I am certain this kid will survive being brought home in white or yellow or green to a neutrally decorated nursery without a major identity crisis.

Am I being too hard on folks? Or is this fixation on having all appropriately colored stuff for a baby really out of control?

P.S. This blog is not directed at any of my precious readers who may have expressed disappointment at our not finding out the sex of the baby.

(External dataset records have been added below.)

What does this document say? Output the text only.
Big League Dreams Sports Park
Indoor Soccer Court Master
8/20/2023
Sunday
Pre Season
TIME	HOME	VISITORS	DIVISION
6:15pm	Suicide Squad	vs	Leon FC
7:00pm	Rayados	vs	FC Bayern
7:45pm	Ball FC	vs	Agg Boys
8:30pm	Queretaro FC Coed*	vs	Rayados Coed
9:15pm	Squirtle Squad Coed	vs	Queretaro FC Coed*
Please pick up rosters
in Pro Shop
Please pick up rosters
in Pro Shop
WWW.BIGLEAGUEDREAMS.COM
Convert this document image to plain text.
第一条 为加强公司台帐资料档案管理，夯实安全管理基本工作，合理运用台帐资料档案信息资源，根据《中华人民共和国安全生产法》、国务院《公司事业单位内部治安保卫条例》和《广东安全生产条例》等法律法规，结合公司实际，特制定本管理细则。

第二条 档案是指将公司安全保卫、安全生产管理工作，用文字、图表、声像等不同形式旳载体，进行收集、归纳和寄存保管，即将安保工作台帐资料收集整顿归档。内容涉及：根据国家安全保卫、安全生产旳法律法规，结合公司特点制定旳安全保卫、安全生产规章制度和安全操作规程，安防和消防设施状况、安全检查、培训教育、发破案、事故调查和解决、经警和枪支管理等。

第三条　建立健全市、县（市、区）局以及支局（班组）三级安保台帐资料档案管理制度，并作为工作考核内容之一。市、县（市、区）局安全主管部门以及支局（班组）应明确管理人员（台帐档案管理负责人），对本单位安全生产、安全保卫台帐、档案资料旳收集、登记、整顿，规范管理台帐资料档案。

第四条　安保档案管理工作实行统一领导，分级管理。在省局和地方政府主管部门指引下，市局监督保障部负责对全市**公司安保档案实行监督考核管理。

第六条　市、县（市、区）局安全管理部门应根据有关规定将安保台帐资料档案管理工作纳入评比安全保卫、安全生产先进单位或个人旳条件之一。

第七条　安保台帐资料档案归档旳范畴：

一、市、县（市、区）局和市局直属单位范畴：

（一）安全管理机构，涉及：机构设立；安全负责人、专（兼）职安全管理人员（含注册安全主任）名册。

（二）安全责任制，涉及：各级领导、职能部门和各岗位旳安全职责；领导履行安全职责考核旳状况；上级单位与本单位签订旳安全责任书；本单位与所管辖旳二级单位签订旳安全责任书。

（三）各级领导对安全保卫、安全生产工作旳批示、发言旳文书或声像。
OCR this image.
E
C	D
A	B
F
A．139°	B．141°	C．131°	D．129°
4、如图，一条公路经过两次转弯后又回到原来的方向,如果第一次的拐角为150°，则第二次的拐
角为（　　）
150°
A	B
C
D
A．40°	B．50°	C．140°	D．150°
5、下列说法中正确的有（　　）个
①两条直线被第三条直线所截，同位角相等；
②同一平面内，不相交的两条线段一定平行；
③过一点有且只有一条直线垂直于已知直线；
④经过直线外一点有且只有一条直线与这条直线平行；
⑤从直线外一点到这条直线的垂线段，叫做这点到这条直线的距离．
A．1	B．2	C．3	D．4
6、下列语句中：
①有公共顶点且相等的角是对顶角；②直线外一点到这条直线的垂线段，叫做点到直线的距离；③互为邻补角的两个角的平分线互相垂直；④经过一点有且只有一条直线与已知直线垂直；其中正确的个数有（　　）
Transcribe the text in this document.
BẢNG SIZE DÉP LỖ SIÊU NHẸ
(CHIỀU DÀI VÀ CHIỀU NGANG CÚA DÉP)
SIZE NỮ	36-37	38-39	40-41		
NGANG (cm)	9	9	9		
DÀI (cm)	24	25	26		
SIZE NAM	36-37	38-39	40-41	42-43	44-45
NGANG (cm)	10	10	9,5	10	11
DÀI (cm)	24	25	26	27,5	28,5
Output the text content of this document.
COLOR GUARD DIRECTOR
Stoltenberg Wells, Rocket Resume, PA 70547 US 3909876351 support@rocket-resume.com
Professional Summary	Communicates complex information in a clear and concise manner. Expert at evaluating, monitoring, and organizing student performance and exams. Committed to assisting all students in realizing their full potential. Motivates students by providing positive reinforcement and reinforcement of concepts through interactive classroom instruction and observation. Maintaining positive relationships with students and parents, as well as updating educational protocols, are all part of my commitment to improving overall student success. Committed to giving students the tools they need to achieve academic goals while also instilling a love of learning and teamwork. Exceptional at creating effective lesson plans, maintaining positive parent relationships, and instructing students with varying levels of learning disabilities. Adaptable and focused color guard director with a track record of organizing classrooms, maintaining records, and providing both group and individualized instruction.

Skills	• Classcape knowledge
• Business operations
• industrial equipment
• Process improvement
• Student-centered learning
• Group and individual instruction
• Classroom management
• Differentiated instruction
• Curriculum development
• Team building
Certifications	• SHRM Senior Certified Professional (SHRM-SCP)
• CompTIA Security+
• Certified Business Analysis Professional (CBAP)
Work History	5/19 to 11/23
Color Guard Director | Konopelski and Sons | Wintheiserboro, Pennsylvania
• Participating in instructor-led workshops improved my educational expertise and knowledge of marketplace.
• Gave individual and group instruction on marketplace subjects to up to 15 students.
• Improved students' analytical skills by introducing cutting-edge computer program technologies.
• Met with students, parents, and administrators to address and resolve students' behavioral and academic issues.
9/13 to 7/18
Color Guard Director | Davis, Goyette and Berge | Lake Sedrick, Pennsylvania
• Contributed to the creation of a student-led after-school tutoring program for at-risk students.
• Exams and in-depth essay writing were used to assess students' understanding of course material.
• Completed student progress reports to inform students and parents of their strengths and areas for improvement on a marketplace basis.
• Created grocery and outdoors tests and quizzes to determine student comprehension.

It is really mostly strangers who react this way. People I know and love are as excited about the surprise element as we are!

7.15.2008

Amazing Bird Video

This is other-worldly. Imagine witnessing something like this. I doubt you would ever forget it.

Tuesday goodness

Philippians 4:8,9 "Finally, brothers, whatever is true, whatever is noble, whatever is right, whatever is pure, whatever is lovely, whatever is admirable — if anything is excellent or praiseworthy — think about such things....And the God of peace will be with you."

7.14.2008

Strange new ways

People, I actually ironed a tablecloth today. I was completely unrecognizable to myself as I was doing it, but it was so satisfying. Does this qualify as nesting or insanity?

7.10.2008

Stop. Collaborate and Listen.

If you ever get the notion to buy a dresser that's not quite the right color, thinking you'll just strip it and stain it yourself to match your bedroom furniture rather than buying the dresser that already matches but is $60 more, PLEASE call me. I'll try to talk you out of it, but if I can't do that, I'll at least give you a comprehensive list of things NOT to do. The first thing on that list would be this: don't stain the dresser outside and then leave it outside, uncovered, overnight. For it will surely rain, and you will be ruined.

I am now on Day #4 of this little project. And no end in sight.

So, what else can I do but take my nieces and nephew to the water park today. I need to get out of our new house, as much as I love it. Must escape the chaos for a few hours!!